Candidate Survivor: When Push Comes to Pull on the Campaign Trail

Most current analyses of media and the election go to the nature of press coverage of the candidates. Predominantly, these are:

  • unprecedented free time for Donald Trump
  • too many stories critical of Hillary Clinton miscues
  • a changed journalistic approach to coverage of Trump by calling out unsubstantiated and apparently false statements in the same story
  • horse-race coverage of the major candidates
  • total non-coverage of the minor ones.

These may all be true. But this election has a more transformative nature: the emergence of push versus pull candidacies that reflect the changing nature of media itself.

Mid-20th century communications theorist Marshall McLuhan famously espoused a theory that “the medium is the message.” The first televised presidential debate in 1960 highlighted the importance of the medium to viewer perception. John Kennedy didn’t sound impressive on radio, and might well have lost the debate in audio, but he was cool and collected under the television camera lights. His performance was in direct contrast to a sweating, nervous Richard Nixon, whose shifting eyes and un-powdered, five o’clock shadow were prominently visible on camera. It turned out that most people were watching on television, not listening to the radio, and Kennedy won the debate that night.

McLuhan’s essential point still holds, the media themselves are crucial to audience perception. But the media are different. Today, the distinction of significance is push versus pull media.

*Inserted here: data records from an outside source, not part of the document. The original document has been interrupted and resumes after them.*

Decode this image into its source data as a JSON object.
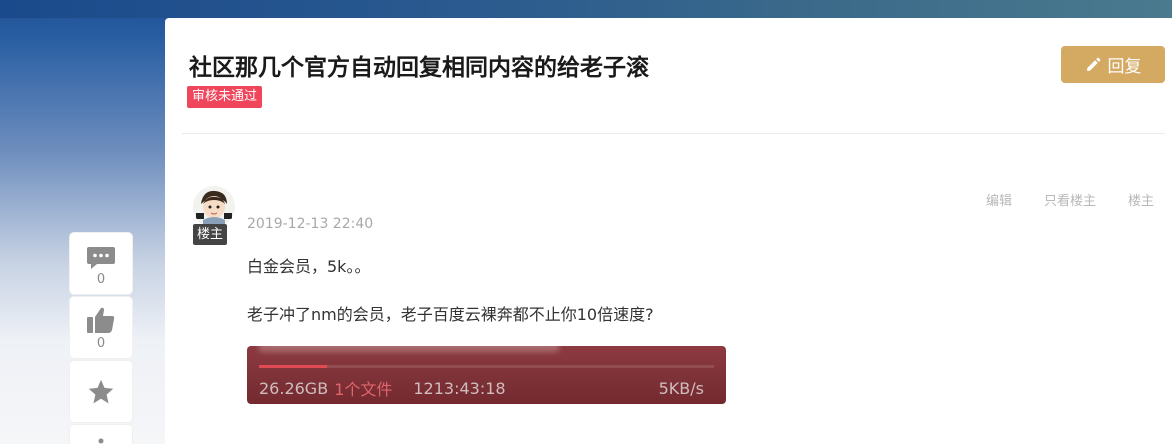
{
  "thread": {
    "title": "社区那几个官方自动回复相同内容的给老子滚",
    "status_badge": "审核未通过",
    "reply_label": "回复"
  },
  "post": {
    "author_tag": "楼主",
    "time": "2019-12-13 22:40",
    "actions": [
      "编辑",
      "只看楼主",
      "楼主"
    ],
    "lines": [
      "白金会员，5k。。",
      "老子冲了nm的会员，老子百度云裸奔都不止你10倍速度?"
    ],
    "download_image": {
      "size": "26.26GB",
      "files": "1个文件",
      "remaining": "1213:43:18",
      "speed": "5KB/s",
      "progress_fraction": 0.15
    }
  },
  "sidebar": {
    "comment_count": "0",
    "like_count": "0"
  },
  "colors": {
    "accent": "#d4a962",
    "badge": "#f0465c",
    "dl_progress": "#e04a52"
  }
}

Push media facilitate a central authority’s sending out messages that the audience simply receives without direct interaction. It is typified by the broadcast media, and characterized by Walter Cronkite’s famous “and that’s the way it is” sign off for his CBS Evening News broadcast.

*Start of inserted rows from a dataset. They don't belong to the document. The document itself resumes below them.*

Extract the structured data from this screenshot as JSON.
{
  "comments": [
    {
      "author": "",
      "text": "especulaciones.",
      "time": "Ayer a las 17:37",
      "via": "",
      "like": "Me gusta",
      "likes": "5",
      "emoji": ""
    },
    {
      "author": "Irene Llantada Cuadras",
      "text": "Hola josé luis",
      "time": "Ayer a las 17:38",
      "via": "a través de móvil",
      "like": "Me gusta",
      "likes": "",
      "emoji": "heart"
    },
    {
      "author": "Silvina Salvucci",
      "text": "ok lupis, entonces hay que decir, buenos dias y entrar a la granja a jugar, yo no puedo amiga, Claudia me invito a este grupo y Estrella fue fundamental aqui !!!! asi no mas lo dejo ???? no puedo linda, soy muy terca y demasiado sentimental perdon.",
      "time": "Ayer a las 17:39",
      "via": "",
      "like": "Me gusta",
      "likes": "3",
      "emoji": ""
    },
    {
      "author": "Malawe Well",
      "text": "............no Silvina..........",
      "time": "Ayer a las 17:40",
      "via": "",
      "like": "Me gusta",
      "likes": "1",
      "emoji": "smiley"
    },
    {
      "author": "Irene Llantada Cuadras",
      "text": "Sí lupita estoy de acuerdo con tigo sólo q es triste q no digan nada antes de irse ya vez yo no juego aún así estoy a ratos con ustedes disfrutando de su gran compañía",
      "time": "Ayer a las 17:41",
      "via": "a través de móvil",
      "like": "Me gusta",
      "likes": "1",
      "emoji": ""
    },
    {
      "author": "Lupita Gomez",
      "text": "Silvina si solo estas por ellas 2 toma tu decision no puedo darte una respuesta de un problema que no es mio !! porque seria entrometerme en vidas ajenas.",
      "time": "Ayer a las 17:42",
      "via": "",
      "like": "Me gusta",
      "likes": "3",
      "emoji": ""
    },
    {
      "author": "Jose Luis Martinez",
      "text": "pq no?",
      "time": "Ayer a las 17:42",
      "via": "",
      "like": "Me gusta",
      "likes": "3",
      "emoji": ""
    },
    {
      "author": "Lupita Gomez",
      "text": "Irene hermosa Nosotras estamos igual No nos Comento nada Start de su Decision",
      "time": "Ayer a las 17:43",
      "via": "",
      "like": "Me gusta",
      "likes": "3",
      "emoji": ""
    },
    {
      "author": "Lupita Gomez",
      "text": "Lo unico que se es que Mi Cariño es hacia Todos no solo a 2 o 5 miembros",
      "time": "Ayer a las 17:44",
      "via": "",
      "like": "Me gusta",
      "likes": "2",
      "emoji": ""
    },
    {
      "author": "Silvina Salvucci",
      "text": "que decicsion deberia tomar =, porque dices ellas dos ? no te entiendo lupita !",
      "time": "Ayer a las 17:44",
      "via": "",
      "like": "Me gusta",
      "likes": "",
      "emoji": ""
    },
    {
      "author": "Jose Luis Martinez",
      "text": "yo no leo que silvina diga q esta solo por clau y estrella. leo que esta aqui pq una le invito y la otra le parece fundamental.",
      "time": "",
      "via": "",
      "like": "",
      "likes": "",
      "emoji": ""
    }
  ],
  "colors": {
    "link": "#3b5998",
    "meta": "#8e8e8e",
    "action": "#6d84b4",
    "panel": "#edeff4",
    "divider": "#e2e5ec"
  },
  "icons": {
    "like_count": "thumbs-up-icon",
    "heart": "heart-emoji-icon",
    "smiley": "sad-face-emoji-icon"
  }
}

Pull media is the decentralized, user-generated action made possible by the many-to-many nature of the Internet. The user goes online, finds what he or she needs, usually through search or reference, and pulls it down for personal use, perhaps then to recommend, reconstruct, or retweet it forward. It is searching a concept on Wikipedia, or commenting on a Facebook page.

In the long arc of democratic governance, the movement towards greater control by the electorate would seem to go hand-in-hand with the movement towards pull media.

Certainly, Donald Trump is a push candidate. His methodology, personal characteristics and mindset are authoritarian. In linguist George Lakoff’s framing, Trump offers himself up as the nation’s strict father figure compared to Hillary Clinton’s nurturant parent. Trump uses Twitter extensively, but he does so predominantly to push his own views, not to research, retrieve and learn. On Twitter, Trump has 11.5 million followers but follows only 41 people. True, he does react to tweets, indicating a willingness to engage in the new media, but the mindset is push all the way.

It is a bit harder to identify Hillary Clinton as a pull candidate. She is admittedly less comfortable with the new media, but her personality is much more pulling. She goes on a listening tour. She apparently wants to be responsive to as many people as she can. And she develops and posts extensive policy papers so that voters can find her position on just about any issue.

While Clinton seems reluctant to share personal information, she has disclosed a number of personal items such as her tax returns and, recently, some medical history. In contrast, Trump has refused to disclose tax returns and other personal documents, preferring instead to assert statements about himself that are transmitted over push media. Despite those reluctances by both candidates, much information is being disclosed either via journalistic enterprise or data leaks.

What does this mean for the American voter?

Donald Trump is most at home in front of a TV camera. The Reality TV nature of his campaign is push communication at its current height: all cameras all the time, often revealing whatever comes into his mind at the time. The US election reality show has gone from “The Apprentice” to “American Idol,” as audiences tune in daily to get the latest development. The unreal Reality medium is the new message.

Hillary Clinton and her supportive media such as Occupy Democrats send out memes that, like Trump’s, are repeated and retweeted again and again on social media. Unfortunately, for both candidates these memes and messages often go into an echo chamber where like-minded people convince each other that their candidate is the best.

At this point, the election could very well hang on the outcome of the debates. Indeed, the first one will be the most watched debate in TV history. To continue the analogy, the debates could become “Candidate Survivor.”

One could argue that these debates are centralized, push events. The whole world will be watching, mostly in real time. Perceptions will be made on the spot. That likely favors the push candidate, the one most comfortable in front of the camera, the one projecting a strong voice, and the one who has the strongest currency in the “attention economy”. That is, in a world of information overload, attention is the scarcity, and the ability to gain people’s attention is itself a valuable trait.

In this scenario, the pull candidate would do best after the fact, when factual analyses and political spin are brewed and disseminated. But will the push message drown out the pull process? This is a world of velocity, abundance and iteration, and the one able to push his message through the fog is at an advantage. While pull media are more direct, and satisfying in many ways, they are user-dependent and can fall into the echo chamber.

In this election, the results may very well depend on how citizen-sovereigns view their role. Will they passively receive the messages pushed through the din of information overload? Or will they actively pull in the information they need to make knowledgeable decisions? The new media are indeed the message.